Scientific Documents

Analysis of the baseline survey on the prevalence of Salmonella in slaughter pigs, in the EU, 2006-2007 - Part B: factors associated with Salmonella infection in lymph nodes, Salmonella surface contamination of carcasses, and the distribution of Salmonella serovars[1]

Report (1298 KB)

Annex I (448 KB)

A European Union-wide baseline survey was carried out to determine, at the point of slaughter, the prevalence of pigs infected with Salmonella, in order to provide the scientific basis for setting a Community reduction target for Salmonella in slaughter pigs. The sampling of slaughter pigs took place between October 2006 and September 2007. The pigs were randomly selected from those slaughterhouses that together accounted for 80% of the pigs slaughtered within each Member State. All participating Member States and Norway sampled ileocaecal lymph nodes from the selected slaughtered pigs. Moreover, 13 Member States additionally sampled the corresponding pigs’ carcasses by swabbing in order to appreciate the external contamination of the carcasses. A total of 19,159 slaughter pigs with validated results from the European Union and Norway were included in the survey analyses, corresponding to information on 19,025 lymph node samples (from 25 Member States and Norway) and 5,736 carcass swab samples (from 13 Member States).

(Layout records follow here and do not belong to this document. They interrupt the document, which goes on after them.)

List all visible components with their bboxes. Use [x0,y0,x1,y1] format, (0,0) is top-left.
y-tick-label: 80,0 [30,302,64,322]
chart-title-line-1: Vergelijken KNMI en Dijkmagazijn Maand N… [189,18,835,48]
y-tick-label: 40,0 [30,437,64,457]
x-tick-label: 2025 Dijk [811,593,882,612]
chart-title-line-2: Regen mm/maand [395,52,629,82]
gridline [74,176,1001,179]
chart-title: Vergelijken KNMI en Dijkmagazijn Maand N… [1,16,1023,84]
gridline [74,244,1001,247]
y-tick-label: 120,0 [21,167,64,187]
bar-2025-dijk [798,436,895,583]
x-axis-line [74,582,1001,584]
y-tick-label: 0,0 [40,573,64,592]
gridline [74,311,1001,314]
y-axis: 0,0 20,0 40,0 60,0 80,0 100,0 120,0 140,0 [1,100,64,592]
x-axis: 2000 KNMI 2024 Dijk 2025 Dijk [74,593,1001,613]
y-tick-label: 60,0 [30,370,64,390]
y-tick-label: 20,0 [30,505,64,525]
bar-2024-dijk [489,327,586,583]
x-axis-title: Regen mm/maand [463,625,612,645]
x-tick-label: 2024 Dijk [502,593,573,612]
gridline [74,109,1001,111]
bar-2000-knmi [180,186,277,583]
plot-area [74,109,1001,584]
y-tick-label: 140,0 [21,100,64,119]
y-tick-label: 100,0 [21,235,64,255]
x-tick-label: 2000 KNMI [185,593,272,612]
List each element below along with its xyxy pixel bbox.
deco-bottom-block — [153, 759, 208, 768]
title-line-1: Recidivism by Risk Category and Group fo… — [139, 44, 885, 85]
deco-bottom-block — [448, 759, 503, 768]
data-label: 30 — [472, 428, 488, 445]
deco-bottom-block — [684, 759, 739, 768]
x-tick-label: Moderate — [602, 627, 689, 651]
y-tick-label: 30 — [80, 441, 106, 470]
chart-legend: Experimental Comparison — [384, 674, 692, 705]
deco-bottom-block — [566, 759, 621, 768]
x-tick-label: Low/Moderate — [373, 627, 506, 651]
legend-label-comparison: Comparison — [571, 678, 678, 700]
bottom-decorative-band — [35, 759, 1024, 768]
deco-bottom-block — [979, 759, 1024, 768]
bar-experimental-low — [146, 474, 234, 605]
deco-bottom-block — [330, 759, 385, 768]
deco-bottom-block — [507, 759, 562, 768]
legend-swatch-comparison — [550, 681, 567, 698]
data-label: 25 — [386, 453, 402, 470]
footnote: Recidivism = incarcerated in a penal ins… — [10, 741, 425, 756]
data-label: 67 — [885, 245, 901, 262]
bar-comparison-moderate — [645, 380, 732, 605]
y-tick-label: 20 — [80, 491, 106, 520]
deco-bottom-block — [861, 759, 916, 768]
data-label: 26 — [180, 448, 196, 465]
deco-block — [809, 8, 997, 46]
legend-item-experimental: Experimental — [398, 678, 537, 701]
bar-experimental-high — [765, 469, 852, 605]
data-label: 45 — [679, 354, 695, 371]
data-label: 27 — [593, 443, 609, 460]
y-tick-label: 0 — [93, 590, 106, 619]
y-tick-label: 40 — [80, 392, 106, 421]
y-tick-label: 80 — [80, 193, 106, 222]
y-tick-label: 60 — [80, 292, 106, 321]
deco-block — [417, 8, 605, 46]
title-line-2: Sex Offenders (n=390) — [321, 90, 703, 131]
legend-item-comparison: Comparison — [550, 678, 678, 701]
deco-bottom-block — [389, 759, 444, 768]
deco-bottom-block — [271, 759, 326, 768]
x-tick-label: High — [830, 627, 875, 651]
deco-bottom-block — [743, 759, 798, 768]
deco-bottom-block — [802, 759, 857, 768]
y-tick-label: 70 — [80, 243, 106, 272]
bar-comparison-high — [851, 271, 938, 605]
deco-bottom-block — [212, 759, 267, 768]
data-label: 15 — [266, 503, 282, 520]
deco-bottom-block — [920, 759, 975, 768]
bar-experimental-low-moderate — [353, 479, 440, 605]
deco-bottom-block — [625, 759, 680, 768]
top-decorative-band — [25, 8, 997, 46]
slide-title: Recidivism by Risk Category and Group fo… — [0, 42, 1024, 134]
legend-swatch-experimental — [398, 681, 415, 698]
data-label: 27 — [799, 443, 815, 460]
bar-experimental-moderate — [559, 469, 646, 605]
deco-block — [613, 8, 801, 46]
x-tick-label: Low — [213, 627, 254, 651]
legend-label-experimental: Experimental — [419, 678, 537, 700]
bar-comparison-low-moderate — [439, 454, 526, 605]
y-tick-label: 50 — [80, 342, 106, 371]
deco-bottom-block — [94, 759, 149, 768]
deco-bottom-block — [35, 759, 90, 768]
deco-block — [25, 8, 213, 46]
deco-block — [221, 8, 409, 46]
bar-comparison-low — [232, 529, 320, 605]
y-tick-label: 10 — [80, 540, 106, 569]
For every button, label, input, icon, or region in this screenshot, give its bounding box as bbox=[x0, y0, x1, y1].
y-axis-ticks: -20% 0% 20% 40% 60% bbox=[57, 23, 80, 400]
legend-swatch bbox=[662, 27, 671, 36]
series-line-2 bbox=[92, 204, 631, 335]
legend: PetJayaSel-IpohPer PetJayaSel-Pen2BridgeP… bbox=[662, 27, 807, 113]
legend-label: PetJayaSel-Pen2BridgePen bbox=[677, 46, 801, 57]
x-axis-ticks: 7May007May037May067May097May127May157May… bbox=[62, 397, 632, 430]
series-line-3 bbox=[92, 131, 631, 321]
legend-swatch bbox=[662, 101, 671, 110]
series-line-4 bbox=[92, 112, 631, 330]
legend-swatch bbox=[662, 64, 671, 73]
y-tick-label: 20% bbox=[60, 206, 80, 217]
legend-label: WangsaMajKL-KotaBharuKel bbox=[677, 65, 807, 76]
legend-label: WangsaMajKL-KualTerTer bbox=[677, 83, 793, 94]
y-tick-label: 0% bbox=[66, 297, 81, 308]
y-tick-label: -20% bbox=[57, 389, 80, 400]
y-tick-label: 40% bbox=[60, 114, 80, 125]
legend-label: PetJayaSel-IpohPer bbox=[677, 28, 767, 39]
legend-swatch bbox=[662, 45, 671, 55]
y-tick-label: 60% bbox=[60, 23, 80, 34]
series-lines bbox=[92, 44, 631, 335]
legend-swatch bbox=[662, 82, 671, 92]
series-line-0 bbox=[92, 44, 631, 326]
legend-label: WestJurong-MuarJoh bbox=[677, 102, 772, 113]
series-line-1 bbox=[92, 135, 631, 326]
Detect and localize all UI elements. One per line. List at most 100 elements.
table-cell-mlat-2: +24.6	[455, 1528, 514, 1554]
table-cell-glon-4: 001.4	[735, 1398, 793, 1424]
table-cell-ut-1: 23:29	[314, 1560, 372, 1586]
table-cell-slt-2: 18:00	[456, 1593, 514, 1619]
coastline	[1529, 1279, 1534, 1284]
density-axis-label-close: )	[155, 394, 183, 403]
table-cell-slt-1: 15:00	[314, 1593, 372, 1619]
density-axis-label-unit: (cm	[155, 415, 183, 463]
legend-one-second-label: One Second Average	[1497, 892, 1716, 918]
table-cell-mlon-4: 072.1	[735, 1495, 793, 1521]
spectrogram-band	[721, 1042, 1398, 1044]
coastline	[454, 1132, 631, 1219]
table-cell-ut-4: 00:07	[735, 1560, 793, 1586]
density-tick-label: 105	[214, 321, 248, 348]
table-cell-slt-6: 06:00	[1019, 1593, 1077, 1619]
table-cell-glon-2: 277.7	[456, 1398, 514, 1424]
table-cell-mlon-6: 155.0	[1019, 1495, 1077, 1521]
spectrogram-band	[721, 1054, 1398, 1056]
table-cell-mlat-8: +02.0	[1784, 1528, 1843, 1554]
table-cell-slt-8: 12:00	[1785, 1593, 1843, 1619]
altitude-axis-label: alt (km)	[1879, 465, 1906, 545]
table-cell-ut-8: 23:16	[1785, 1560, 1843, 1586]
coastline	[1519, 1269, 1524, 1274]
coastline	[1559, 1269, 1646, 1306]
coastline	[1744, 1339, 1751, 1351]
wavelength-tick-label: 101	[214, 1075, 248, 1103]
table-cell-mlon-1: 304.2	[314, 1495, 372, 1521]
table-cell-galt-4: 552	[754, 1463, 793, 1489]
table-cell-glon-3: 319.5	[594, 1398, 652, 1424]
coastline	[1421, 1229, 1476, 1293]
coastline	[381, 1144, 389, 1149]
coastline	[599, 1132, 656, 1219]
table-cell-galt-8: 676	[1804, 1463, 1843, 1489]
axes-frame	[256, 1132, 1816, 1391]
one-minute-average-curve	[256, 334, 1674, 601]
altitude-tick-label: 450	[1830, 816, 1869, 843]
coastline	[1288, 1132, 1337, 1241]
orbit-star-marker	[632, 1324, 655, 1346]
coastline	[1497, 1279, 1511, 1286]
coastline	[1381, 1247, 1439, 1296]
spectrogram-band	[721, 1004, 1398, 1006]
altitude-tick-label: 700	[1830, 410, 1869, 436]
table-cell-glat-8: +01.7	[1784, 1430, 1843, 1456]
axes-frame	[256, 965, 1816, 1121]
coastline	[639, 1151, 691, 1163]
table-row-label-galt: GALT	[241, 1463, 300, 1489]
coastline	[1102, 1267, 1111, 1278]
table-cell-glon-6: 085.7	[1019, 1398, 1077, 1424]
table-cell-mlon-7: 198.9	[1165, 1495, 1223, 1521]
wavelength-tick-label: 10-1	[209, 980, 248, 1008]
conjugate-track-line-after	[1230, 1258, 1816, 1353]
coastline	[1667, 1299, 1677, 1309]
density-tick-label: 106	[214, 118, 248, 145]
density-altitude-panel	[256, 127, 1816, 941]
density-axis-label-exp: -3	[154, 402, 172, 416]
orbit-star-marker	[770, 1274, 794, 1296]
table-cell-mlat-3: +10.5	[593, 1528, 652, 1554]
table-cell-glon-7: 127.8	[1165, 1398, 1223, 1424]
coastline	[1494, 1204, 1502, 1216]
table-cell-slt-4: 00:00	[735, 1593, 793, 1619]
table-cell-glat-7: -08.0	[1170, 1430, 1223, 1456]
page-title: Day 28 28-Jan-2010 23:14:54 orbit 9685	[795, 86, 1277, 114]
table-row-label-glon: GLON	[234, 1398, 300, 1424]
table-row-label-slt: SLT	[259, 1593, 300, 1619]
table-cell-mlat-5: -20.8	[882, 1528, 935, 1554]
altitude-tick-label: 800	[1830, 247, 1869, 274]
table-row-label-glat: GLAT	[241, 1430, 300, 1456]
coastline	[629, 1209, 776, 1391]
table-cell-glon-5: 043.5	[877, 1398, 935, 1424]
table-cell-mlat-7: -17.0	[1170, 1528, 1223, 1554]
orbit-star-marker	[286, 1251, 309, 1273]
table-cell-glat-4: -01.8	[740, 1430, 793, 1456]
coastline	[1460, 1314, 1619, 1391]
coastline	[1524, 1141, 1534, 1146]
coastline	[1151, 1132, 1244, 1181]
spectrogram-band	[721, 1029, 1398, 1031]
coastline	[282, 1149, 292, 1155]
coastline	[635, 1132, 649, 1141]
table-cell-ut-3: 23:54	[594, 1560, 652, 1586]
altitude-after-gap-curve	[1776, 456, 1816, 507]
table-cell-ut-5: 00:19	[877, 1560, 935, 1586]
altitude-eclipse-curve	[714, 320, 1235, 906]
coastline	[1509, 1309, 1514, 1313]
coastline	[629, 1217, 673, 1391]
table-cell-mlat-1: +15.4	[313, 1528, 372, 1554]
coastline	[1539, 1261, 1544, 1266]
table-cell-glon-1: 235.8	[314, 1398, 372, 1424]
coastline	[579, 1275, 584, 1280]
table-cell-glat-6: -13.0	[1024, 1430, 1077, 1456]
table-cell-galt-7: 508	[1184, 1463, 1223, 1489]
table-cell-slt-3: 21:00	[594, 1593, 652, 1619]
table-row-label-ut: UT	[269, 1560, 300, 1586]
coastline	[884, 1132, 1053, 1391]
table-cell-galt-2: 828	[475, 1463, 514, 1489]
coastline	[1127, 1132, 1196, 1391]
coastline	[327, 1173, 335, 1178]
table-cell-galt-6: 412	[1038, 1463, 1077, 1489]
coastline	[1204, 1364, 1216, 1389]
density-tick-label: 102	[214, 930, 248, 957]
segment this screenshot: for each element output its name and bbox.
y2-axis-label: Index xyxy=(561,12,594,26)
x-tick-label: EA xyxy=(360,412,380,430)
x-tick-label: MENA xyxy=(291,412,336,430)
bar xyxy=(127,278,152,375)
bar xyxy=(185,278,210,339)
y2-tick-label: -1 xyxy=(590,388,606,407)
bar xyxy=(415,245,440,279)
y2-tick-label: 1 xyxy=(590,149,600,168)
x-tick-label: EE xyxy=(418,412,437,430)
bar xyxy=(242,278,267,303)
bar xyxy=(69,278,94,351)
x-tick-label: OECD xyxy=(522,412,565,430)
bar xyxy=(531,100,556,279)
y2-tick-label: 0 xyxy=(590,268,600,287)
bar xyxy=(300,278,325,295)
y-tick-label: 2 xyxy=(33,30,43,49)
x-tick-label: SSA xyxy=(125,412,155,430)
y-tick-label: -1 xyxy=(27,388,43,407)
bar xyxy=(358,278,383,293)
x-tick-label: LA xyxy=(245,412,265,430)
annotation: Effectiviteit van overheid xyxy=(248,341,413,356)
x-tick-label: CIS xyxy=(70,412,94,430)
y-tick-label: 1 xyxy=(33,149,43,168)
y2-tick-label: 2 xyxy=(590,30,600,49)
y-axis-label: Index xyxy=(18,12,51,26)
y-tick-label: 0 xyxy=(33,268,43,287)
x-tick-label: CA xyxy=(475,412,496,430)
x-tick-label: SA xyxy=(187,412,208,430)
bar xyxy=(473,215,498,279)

The analysis of Salmonella prevalence was carried out earlier and was published by the European Food Safety Authority on 30 May 2008 in the Part A report. The Community observed prevalence of Salmonella-positive slaughter pigs was 10.3%, whereas data from the group of 13 Member States showed that the observed prevalence of carcasses contaminated with Salmonella was 8.3% overall. In both cases, prevalence varied among Member States.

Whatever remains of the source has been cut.